The breed is alert, eager to learn and likes being around people. These are gentle dogs who love to be included in all aspects of family life and tend to get along with other dogs and household pets. Strangers will be greeted excitedly with lots of barking but are generally given a warm reception.
As with many breeds, the Bearded Collie can suffer from hip and elbow dysplasia (joint conditions that can be painful and lead to mobility problems) and hereditary eye disorders. Eye testing and hip scoring of dogs prior to breeding is therefore important.
The Bearded Collie is an active breed that needs at least an hour's exercise daily. Beardies love all kinds of games, and have been known to do well at agility, obedience and even tracking.

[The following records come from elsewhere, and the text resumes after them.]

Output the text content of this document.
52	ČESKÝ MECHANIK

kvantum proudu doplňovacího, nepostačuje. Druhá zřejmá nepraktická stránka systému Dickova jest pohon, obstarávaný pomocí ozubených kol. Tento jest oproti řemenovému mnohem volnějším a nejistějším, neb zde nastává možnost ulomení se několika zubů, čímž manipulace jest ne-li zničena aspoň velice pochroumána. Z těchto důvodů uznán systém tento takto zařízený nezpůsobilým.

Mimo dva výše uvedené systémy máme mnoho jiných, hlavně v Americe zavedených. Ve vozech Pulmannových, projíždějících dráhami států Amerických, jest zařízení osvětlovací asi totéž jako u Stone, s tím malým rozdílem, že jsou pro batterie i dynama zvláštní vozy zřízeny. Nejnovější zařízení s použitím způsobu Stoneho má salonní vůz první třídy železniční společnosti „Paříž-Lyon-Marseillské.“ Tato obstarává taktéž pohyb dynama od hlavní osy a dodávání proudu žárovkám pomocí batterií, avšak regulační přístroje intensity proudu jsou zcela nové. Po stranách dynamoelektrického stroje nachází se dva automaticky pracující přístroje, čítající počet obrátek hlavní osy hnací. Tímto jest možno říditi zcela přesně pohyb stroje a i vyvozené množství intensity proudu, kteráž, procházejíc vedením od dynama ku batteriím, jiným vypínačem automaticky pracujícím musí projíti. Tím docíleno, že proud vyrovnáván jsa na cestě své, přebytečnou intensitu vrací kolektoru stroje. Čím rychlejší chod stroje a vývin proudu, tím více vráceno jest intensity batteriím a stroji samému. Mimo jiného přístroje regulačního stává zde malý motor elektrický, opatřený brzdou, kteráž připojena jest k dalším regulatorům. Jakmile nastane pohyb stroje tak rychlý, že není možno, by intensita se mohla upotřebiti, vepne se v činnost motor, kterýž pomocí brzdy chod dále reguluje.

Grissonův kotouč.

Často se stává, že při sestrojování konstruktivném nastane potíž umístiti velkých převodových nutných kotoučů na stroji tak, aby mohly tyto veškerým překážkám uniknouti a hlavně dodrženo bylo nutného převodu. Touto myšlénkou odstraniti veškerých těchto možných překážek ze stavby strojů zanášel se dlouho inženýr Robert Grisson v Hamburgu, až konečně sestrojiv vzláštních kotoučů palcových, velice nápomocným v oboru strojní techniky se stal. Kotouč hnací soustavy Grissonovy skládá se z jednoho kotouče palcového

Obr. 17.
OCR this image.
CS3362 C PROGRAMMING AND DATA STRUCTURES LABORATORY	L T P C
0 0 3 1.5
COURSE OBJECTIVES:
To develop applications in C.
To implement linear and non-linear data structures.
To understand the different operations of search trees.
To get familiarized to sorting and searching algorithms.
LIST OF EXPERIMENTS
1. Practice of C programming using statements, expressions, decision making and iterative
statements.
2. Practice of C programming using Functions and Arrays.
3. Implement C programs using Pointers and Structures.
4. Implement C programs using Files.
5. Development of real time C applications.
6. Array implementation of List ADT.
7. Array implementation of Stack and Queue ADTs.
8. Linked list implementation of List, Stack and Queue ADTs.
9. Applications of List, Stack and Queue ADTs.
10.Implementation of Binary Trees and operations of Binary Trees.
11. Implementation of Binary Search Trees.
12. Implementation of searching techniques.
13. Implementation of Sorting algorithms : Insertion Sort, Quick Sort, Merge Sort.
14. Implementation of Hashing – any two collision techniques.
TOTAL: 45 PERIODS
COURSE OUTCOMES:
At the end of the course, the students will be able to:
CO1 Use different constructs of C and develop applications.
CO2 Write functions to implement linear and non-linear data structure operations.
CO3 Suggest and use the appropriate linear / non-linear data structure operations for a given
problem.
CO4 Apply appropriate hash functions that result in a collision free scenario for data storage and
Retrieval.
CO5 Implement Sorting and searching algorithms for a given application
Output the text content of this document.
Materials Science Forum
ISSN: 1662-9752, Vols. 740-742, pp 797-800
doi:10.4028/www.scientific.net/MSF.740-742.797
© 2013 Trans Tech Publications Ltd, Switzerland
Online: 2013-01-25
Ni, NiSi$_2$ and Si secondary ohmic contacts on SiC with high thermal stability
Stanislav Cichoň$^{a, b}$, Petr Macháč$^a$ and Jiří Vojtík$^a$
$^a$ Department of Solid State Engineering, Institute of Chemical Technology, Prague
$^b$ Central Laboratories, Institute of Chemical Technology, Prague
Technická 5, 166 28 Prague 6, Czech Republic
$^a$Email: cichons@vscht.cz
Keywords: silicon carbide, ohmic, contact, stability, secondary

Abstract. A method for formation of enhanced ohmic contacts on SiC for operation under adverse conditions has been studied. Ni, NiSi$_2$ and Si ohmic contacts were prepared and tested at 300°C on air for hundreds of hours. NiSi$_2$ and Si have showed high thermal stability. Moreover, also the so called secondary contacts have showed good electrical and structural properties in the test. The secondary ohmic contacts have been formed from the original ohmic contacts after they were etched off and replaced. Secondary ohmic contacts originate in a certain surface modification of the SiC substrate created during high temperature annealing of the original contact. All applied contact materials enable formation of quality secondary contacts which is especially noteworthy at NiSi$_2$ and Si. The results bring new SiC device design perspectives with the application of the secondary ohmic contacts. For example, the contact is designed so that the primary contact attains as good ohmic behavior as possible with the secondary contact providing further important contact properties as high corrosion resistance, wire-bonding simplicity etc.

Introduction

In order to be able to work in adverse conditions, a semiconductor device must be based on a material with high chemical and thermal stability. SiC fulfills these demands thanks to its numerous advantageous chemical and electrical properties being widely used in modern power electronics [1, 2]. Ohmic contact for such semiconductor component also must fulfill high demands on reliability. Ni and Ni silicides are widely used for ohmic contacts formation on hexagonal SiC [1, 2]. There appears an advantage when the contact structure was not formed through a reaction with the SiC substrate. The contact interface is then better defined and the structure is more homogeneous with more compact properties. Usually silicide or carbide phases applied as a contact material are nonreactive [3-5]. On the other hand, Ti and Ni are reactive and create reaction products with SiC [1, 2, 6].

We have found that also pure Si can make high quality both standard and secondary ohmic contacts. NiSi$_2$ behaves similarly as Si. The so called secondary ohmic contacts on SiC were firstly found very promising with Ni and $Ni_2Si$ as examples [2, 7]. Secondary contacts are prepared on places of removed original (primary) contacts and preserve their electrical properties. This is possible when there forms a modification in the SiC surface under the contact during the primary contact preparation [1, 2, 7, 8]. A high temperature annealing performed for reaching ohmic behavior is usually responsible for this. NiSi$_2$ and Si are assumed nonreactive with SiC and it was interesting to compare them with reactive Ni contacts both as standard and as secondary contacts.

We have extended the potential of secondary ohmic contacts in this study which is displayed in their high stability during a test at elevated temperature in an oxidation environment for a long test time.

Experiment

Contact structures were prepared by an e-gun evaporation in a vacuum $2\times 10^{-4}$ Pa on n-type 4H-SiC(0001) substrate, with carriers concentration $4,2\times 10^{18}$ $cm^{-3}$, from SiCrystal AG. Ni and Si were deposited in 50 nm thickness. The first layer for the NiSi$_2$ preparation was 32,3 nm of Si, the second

Your dog's diet needs to have the right balance of all the main nutrient groups including a constant supply of fresh water. It's also important to conduct regular body condition scores to ensure you keep your dog in ideal shape and remember to feed him at least twice daily and in accordance with the feeding guidelines of his particular food.
Grooming is an extensive operation for the Bearded Collie dog breed, and daily brushing is recommended. It is essential to lift up the coat and get right down to the skin. Just brushing the topcoat is useless and mats will form unless each layer is meticulously brushed through, preferably with a pin brush. Beardies do shed but if groomed properly, will not shed excessively.